To simplify the evacuation process, the Florida medical community has created a statewide medical student disaster housing program – an online system that matches medical students who need a place to stay with those students from other schools offering to share their space. “So students told to evacuate can voluntarily go online and find a classmate or tutor in the state” willing to house them for the duration of the storm, Fogarty says. “It’s not just a matter of taking care of patients; it’s taking care of staff and students and everyone else.”

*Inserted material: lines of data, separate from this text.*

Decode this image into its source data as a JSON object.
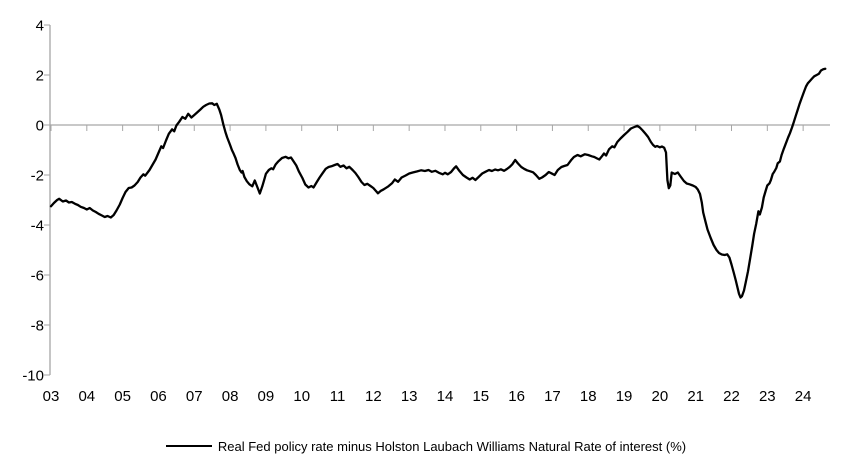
{
  "chart_data": {
    "type": "line",
    "title": "",
    "legend_position": "bottom",
    "grid": false,
    "zero_line": true,
    "colors": {
      "series": "#000000",
      "axis": "#a6a6a6",
      "tick_text": "#000000",
      "background": "#ffffff"
    },
    "x_axis": {
      "range": [
        2003,
        2024.75
      ],
      "tick_years": [
        2003,
        2004,
        2005,
        2006,
        2007,
        2008,
        2009,
        2010,
        2011,
        2012,
        2013,
        2014,
        2015,
        2016,
        2017,
        2018,
        2019,
        2020,
        2021,
        2022,
        2023,
        2024
      ],
      "tick_labels": [
        "03",
        "04",
        "05",
        "06",
        "07",
        "08",
        "09",
        "10",
        "11",
        "12",
        "13",
        "14",
        "15",
        "16",
        "17",
        "18",
        "19",
        "20",
        "21",
        "22",
        "23",
        "24"
      ]
    },
    "y_axis": {
      "range": [
        -10,
        4
      ],
      "tick_values": [
        4,
        2,
        0,
        -2,
        -4,
        -6,
        -8,
        -10
      ],
      "tick_labels": [
        "4",
        "2",
        "0",
        "-2",
        "-4",
        "-6",
        "-8",
        "-10"
      ]
    },
    "series": [
      {
        "name": "Real Fed policy rate minus Holston Laubach Williams Natural Rate of interest (%)",
        "color": "#000000",
        "points": [
          [
            2003.0,
            -3.25
          ],
          [
            2003.08,
            -3.12
          ],
          [
            2003.17,
            -3.0
          ],
          [
            2003.23,
            -2.95
          ],
          [
            2003.33,
            -3.06
          ],
          [
            2003.42,
            -3.02
          ],
          [
            2003.5,
            -3.1
          ],
          [
            2003.58,
            -3.08
          ],
          [
            2003.67,
            -3.15
          ],
          [
            2003.75,
            -3.2
          ],
          [
            2003.83,
            -3.27
          ],
          [
            2003.92,
            -3.32
          ],
          [
            2004.0,
            -3.38
          ],
          [
            2004.08,
            -3.32
          ],
          [
            2004.17,
            -3.42
          ],
          [
            2004.25,
            -3.48
          ],
          [
            2004.33,
            -3.55
          ],
          [
            2004.42,
            -3.62
          ],
          [
            2004.5,
            -3.68
          ],
          [
            2004.58,
            -3.64
          ],
          [
            2004.67,
            -3.7
          ],
          [
            2004.75,
            -3.6
          ],
          [
            2004.83,
            -3.42
          ],
          [
            2004.92,
            -3.18
          ],
          [
            2005.0,
            -2.92
          ],
          [
            2005.08,
            -2.68
          ],
          [
            2005.17,
            -2.52
          ],
          [
            2005.25,
            -2.5
          ],
          [
            2005.33,
            -2.42
          ],
          [
            2005.42,
            -2.28
          ],
          [
            2005.5,
            -2.1
          ],
          [
            2005.58,
            -1.97
          ],
          [
            2005.63,
            -2.03
          ],
          [
            2005.75,
            -1.8
          ],
          [
            2005.83,
            -1.6
          ],
          [
            2005.92,
            -1.38
          ],
          [
            2006.0,
            -1.12
          ],
          [
            2006.08,
            -0.85
          ],
          [
            2006.13,
            -0.92
          ],
          [
            2006.21,
            -0.62
          ],
          [
            2006.29,
            -0.35
          ],
          [
            2006.38,
            -0.17
          ],
          [
            2006.44,
            -0.25
          ],
          [
            2006.5,
            -0.02
          ],
          [
            2006.58,
            0.13
          ],
          [
            2006.67,
            0.32
          ],
          [
            2006.75,
            0.25
          ],
          [
            2006.83,
            0.45
          ],
          [
            2006.92,
            0.3
          ],
          [
            2007.0,
            0.4
          ],
          [
            2007.08,
            0.5
          ],
          [
            2007.17,
            0.62
          ],
          [
            2007.25,
            0.73
          ],
          [
            2007.33,
            0.8
          ],
          [
            2007.42,
            0.86
          ],
          [
            2007.5,
            0.87
          ],
          [
            2007.56,
            0.8
          ],
          [
            2007.63,
            0.85
          ],
          [
            2007.7,
            0.62
          ],
          [
            2007.75,
            0.4
          ],
          [
            2007.81,
            0.03
          ],
          [
            2007.87,
            -0.28
          ],
          [
            2007.92,
            -0.5
          ],
          [
            2008.0,
            -0.8
          ],
          [
            2008.05,
            -1.0
          ],
          [
            2008.1,
            -1.15
          ],
          [
            2008.15,
            -1.32
          ],
          [
            2008.21,
            -1.58
          ],
          [
            2008.27,
            -1.8
          ],
          [
            2008.32,
            -1.9
          ],
          [
            2008.35,
            -1.84
          ],
          [
            2008.4,
            -2.08
          ],
          [
            2008.47,
            -2.25
          ],
          [
            2008.54,
            -2.37
          ],
          [
            2008.62,
            -2.45
          ],
          [
            2008.69,
            -2.22
          ],
          [
            2008.76,
            -2.48
          ],
          [
            2008.83,
            -2.74
          ],
          [
            2008.9,
            -2.45
          ],
          [
            2008.96,
            -2.15
          ],
          [
            2009.0,
            -1.95
          ],
          [
            2009.08,
            -1.8
          ],
          [
            2009.15,
            -1.73
          ],
          [
            2009.2,
            -1.77
          ],
          [
            2009.27,
            -1.58
          ],
          [
            2009.35,
            -1.45
          ],
          [
            2009.45,
            -1.32
          ],
          [
            2009.55,
            -1.27
          ],
          [
            2009.63,
            -1.33
          ],
          [
            2009.7,
            -1.3
          ],
          [
            2009.77,
            -1.45
          ],
          [
            2009.85,
            -1.62
          ],
          [
            2009.92,
            -1.85
          ],
          [
            2010.02,
            -2.12
          ],
          [
            2010.1,
            -2.38
          ],
          [
            2010.19,
            -2.5
          ],
          [
            2010.27,
            -2.44
          ],
          [
            2010.33,
            -2.5
          ],
          [
            2010.42,
            -2.28
          ],
          [
            2010.5,
            -2.1
          ],
          [
            2010.58,
            -1.93
          ],
          [
            2010.67,
            -1.75
          ],
          [
            2010.75,
            -1.68
          ],
          [
            2010.83,
            -1.65
          ],
          [
            2010.92,
            -1.6
          ],
          [
            2011.0,
            -1.56
          ],
          [
            2011.08,
            -1.67
          ],
          [
            2011.17,
            -1.62
          ],
          [
            2011.25,
            -1.73
          ],
          [
            2011.33,
            -1.67
          ],
          [
            2011.42,
            -1.8
          ],
          [
            2011.5,
            -1.92
          ],
          [
            2011.58,
            -2.08
          ],
          [
            2011.67,
            -2.28
          ],
          [
            2011.75,
            -2.4
          ],
          [
            2011.83,
            -2.35
          ],
          [
            2011.92,
            -2.44
          ],
          [
            2012.0,
            -2.52
          ],
          [
            2012.06,
            -2.62
          ],
          [
            2012.13,
            -2.73
          ],
          [
            2012.21,
            -2.63
          ],
          [
            2012.29,
            -2.57
          ],
          [
            2012.42,
            -2.45
          ],
          [
            2012.52,
            -2.33
          ],
          [
            2012.6,
            -2.18
          ],
          [
            2012.69,
            -2.27
          ],
          [
            2012.79,
            -2.1
          ],
          [
            2012.9,
            -2.02
          ],
          [
            2013.0,
            -1.94
          ],
          [
            2013.1,
            -1.9
          ],
          [
            2013.21,
            -1.86
          ],
          [
            2013.33,
            -1.81
          ],
          [
            2013.44,
            -1.84
          ],
          [
            2013.54,
            -1.8
          ],
          [
            2013.63,
            -1.87
          ],
          [
            2013.73,
            -1.83
          ],
          [
            2013.83,
            -1.91
          ],
          [
            2013.94,
            -1.97
          ],
          [
            2014.0,
            -1.91
          ],
          [
            2014.08,
            -1.97
          ],
          [
            2014.17,
            -1.88
          ],
          [
            2014.25,
            -1.74
          ],
          [
            2014.31,
            -1.65
          ],
          [
            2014.4,
            -1.83
          ],
          [
            2014.5,
            -2.0
          ],
          [
            2014.6,
            -2.1
          ],
          [
            2014.69,
            -2.18
          ],
          [
            2014.77,
            -2.11
          ],
          [
            2014.85,
            -2.2
          ],
          [
            2014.94,
            -2.08
          ],
          [
            2015.04,
            -1.94
          ],
          [
            2015.13,
            -1.87
          ],
          [
            2015.23,
            -1.8
          ],
          [
            2015.31,
            -1.84
          ],
          [
            2015.4,
            -1.78
          ],
          [
            2015.48,
            -1.81
          ],
          [
            2015.56,
            -1.77
          ],
          [
            2015.65,
            -1.83
          ],
          [
            2015.73,
            -1.76
          ],
          [
            2015.81,
            -1.67
          ],
          [
            2015.88,
            -1.57
          ],
          [
            2015.96,
            -1.4
          ],
          [
            2016.04,
            -1.54
          ],
          [
            2016.13,
            -1.68
          ],
          [
            2016.21,
            -1.75
          ],
          [
            2016.29,
            -1.81
          ],
          [
            2016.38,
            -1.85
          ],
          [
            2016.46,
            -1.89
          ],
          [
            2016.54,
            -2.0
          ],
          [
            2016.63,
            -2.15
          ],
          [
            2016.71,
            -2.1
          ],
          [
            2016.81,
            -2.0
          ],
          [
            2016.9,
            -1.88
          ],
          [
            2016.97,
            -1.93
          ],
          [
            2017.06,
            -2.0
          ],
          [
            2017.15,
            -1.8
          ],
          [
            2017.25,
            -1.68
          ],
          [
            2017.33,
            -1.64
          ],
          [
            2017.42,
            -1.6
          ],
          [
            2017.52,
            -1.41
          ],
          [
            2017.6,
            -1.28
          ],
          [
            2017.7,
            -1.2
          ],
          [
            2017.79,
            -1.25
          ],
          [
            2017.9,
            -1.17
          ],
          [
            2018.0,
            -1.2
          ],
          [
            2018.1,
            -1.25
          ],
          [
            2018.17,
            -1.28
          ],
          [
            2018.25,
            -1.34
          ],
          [
            2018.31,
            -1.38
          ],
          [
            2018.38,
            -1.25
          ],
          [
            2018.44,
            -1.14
          ],
          [
            2018.5,
            -1.22
          ],
          [
            2018.58,
            -0.97
          ],
          [
            2018.67,
            -0.85
          ],
          [
            2018.73,
            -0.89
          ],
          [
            2018.81,
            -0.68
          ],
          [
            2018.9,
            -0.54
          ],
          [
            2019.0,
            -0.4
          ],
          [
            2019.1,
            -0.27
          ],
          [
            2019.19,
            -0.14
          ],
          [
            2019.29,
            -0.08
          ],
          [
            2019.37,
            -0.03
          ],
          [
            2019.44,
            -0.1
          ],
          [
            2019.52,
            -0.22
          ],
          [
            2019.6,
            -0.35
          ],
          [
            2019.67,
            -0.48
          ],
          [
            2019.75,
            -0.68
          ],
          [
            2019.81,
            -0.8
          ],
          [
            2019.87,
            -0.87
          ],
          [
            2019.92,
            -0.84
          ],
          [
            2020.0,
            -0.89
          ],
          [
            2020.06,
            -0.86
          ],
          [
            2020.12,
            -0.91
          ],
          [
            2020.17,
            -1.1
          ],
          [
            2020.21,
            -2.2
          ],
          [
            2020.25,
            -2.53
          ],
          [
            2020.29,
            -2.42
          ],
          [
            2020.33,
            -1.9
          ],
          [
            2020.42,
            -1.96
          ],
          [
            2020.5,
            -1.9
          ],
          [
            2020.58,
            -2.06
          ],
          [
            2020.67,
            -2.24
          ],
          [
            2020.75,
            -2.34
          ],
          [
            2020.83,
            -2.37
          ],
          [
            2020.92,
            -2.42
          ],
          [
            2021.0,
            -2.48
          ],
          [
            2021.06,
            -2.58
          ],
          [
            2021.12,
            -2.76
          ],
          [
            2021.17,
            -3.1
          ],
          [
            2021.21,
            -3.5
          ],
          [
            2021.27,
            -3.85
          ],
          [
            2021.33,
            -4.18
          ],
          [
            2021.42,
            -4.52
          ],
          [
            2021.5,
            -4.8
          ],
          [
            2021.58,
            -5.0
          ],
          [
            2021.65,
            -5.12
          ],
          [
            2021.73,
            -5.18
          ],
          [
            2021.81,
            -5.2
          ],
          [
            2021.88,
            -5.17
          ],
          [
            2021.94,
            -5.3
          ],
          [
            2022.0,
            -5.58
          ],
          [
            2022.06,
            -5.9
          ],
          [
            2022.12,
            -6.22
          ],
          [
            2022.17,
            -6.52
          ],
          [
            2022.21,
            -6.75
          ],
          [
            2022.25,
            -6.9
          ],
          [
            2022.29,
            -6.85
          ],
          [
            2022.35,
            -6.62
          ],
          [
            2022.4,
            -6.28
          ],
          [
            2022.46,
            -5.85
          ],
          [
            2022.52,
            -5.35
          ],
          [
            2022.58,
            -4.82
          ],
          [
            2022.63,
            -4.35
          ],
          [
            2022.69,
            -3.95
          ],
          [
            2022.75,
            -3.45
          ],
          [
            2022.79,
            -3.58
          ],
          [
            2022.85,
            -3.3
          ],
          [
            2022.9,
            -2.9
          ],
          [
            2022.96,
            -2.6
          ],
          [
            2023.0,
            -2.42
          ],
          [
            2023.06,
            -2.33
          ],
          [
            2023.1,
            -2.2
          ],
          [
            2023.15,
            -1.96
          ],
          [
            2023.19,
            -1.88
          ],
          [
            2023.25,
            -1.72
          ],
          [
            2023.29,
            -1.53
          ],
          [
            2023.35,
            -1.46
          ],
          [
            2023.4,
            -1.2
          ],
          [
            2023.46,
            -0.95
          ],
          [
            2023.52,
            -0.73
          ],
          [
            2023.58,
            -0.5
          ],
          [
            2023.63,
            -0.33
          ],
          [
            2023.69,
            -0.1
          ],
          [
            2023.73,
            0.08
          ],
          [
            2023.79,
            0.35
          ],
          [
            2023.85,
            0.62
          ],
          [
            2023.9,
            0.85
          ],
          [
            2023.96,
            1.08
          ],
          [
            2024.02,
            1.32
          ],
          [
            2024.08,
            1.54
          ],
          [
            2024.13,
            1.67
          ],
          [
            2024.19,
            1.76
          ],
          [
            2024.25,
            1.86
          ],
          [
            2024.31,
            1.95
          ],
          [
            2024.38,
            2.0
          ],
          [
            2024.44,
            2.05
          ],
          [
            2024.5,
            2.18
          ],
          [
            2024.56,
            2.23
          ],
          [
            2024.62,
            2.25
          ]
        ]
      }
    ]
  }
}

Students learn from the experience
The hurricane aftermath ushered students into various areas of focus, like emergency medicine. For Nieves, the high incidence of conjunctivitis, or pinkeye, she saw among patients from unsanitary conditions informed her decision to become an ophthalmologist. She also wants to return to Puerto Rico after her training is complete.
“A lot of students had in mind plans to go to the mainland after school,” says Nieves. “After Hurricane Maria and seeing how we could help the community, now we have people saying, ‘I want to come back home.’ It gave a lot of students more community patriotism. It’s something that really impacted me.”